В тот самый момент, когда я вынул ножик, до нас долетел новый звук, сливавшийся с журчаньем близких и с глухим ропотом отдаленных волн, – не слишком, впрочем, отдаленных; трудно было разглядеть что-нибудь в непроницаемом мраке; но на темном, так сказать, свинцовом цвете волн, в серой мгле, покрывавшей их, показалась нам какая-то черная фигура. Фигура эта становилась все яснее и яснее; медленно и ровно она плыла через канал прямо к тому месту, где мы остановились. О Боже! это был Джильберт Досон на своей сильной гнедой лошади.

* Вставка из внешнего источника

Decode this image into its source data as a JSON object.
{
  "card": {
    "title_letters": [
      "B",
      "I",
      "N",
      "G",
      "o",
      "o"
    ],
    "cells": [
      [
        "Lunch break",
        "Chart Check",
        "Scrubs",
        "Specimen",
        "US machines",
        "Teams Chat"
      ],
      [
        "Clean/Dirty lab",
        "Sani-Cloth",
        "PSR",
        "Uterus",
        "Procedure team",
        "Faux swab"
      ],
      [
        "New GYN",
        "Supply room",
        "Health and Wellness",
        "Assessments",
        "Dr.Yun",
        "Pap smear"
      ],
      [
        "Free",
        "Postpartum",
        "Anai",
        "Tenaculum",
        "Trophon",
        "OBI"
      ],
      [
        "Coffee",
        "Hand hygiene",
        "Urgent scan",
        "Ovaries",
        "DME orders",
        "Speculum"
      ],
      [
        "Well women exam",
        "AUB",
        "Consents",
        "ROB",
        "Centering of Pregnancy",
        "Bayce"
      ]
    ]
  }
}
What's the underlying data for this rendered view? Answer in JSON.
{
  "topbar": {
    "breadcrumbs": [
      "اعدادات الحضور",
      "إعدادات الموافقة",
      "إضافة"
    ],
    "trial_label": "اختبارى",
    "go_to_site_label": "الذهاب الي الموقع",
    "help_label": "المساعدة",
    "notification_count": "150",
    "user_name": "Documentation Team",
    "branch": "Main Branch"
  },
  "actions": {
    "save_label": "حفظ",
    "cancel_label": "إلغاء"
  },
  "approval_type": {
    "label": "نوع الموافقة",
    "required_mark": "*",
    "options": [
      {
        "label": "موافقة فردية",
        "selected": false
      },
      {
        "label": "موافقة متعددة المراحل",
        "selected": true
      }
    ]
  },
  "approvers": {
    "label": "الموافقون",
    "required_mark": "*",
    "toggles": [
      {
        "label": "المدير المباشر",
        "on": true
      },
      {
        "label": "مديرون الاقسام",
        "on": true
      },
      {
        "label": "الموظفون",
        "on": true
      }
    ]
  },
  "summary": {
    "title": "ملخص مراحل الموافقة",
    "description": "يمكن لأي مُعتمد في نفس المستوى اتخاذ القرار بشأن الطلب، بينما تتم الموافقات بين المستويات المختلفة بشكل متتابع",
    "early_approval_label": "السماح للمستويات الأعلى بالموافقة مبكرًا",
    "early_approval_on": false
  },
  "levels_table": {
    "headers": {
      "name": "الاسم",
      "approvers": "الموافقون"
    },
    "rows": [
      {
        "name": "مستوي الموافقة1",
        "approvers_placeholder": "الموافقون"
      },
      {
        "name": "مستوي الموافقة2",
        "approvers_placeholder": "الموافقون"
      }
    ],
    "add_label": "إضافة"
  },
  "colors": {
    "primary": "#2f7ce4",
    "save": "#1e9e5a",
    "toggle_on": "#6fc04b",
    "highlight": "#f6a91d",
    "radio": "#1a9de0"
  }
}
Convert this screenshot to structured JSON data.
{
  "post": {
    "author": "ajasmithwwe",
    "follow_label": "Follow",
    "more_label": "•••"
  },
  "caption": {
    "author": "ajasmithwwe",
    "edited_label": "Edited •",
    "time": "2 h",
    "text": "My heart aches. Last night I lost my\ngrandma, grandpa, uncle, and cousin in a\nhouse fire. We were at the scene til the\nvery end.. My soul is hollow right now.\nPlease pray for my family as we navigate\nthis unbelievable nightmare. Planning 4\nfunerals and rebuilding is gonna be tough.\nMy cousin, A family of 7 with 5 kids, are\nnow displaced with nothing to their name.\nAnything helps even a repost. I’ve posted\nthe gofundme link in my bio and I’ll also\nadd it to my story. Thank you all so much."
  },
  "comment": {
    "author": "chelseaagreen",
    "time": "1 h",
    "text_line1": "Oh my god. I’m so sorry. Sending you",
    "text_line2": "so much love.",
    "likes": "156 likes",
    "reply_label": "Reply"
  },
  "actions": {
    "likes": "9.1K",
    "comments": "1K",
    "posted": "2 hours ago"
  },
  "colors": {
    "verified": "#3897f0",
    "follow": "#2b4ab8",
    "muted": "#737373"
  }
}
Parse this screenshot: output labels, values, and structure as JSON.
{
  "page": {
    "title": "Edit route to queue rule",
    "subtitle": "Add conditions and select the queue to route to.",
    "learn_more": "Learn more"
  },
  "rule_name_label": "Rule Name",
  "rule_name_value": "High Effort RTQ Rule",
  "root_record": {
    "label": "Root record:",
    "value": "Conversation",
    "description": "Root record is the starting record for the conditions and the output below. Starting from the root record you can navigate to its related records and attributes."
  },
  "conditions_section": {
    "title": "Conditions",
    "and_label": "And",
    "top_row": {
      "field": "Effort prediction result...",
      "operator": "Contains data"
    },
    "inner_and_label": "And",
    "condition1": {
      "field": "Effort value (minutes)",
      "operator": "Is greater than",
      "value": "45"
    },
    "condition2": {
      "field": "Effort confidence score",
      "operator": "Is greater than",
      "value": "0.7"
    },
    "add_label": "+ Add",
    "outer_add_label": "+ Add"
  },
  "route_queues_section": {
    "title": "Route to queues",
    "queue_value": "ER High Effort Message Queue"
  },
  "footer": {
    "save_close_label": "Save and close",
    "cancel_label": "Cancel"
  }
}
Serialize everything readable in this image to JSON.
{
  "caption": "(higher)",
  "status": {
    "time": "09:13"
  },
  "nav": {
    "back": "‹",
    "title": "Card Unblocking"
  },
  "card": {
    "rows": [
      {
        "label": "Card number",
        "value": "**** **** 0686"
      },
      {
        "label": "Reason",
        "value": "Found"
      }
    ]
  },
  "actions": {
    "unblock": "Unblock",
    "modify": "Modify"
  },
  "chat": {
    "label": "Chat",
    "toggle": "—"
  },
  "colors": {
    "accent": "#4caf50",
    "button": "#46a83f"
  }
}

Мы обменялись немногими словами; уж тут не до объяснений. В минуту нашей встречи, я не имел ни малейшего сознания ни о прошедшем, ни о будущем, – я думал об одном настоящем; думал о том, как спасти Летти, и, если можно, себя. Впоследствии, я вспомнил слова. Джильберта, что он привлечен был к месту нашей гибели визгом поросенка; я уже тогда услышал, когда все кончилось, что он, беспокоясь за наше возвращение, оседлал свою лошадь в женское седло и рано вечером переехал в Картлен наблюдать за нами. Кончись все благополучно, и мы никогда не узнали бы об этом. Нам рассказал это старый Джонас; и когда говорил бедняга, слезы ручьем катились по его морщинистым щекам.
Привязав лошадь Джильберта к кабриолету, мы посадили Летти на седло. Вода, между тем, возвышалась с каждым моментом и с каким-то глухим и мрачным гулом. Она входила уже в кабриолет. Летти прильнула к седлу печально склонив полову, как будто всякая надежда на жизнь была потеряна. Быстрее мысли (хотя он имел время для размышления и искушения если б он захотел уехать с Летти, то не мог бы заботиться о моем спасении), Джильберт очутился в кабриолете рядом со мною.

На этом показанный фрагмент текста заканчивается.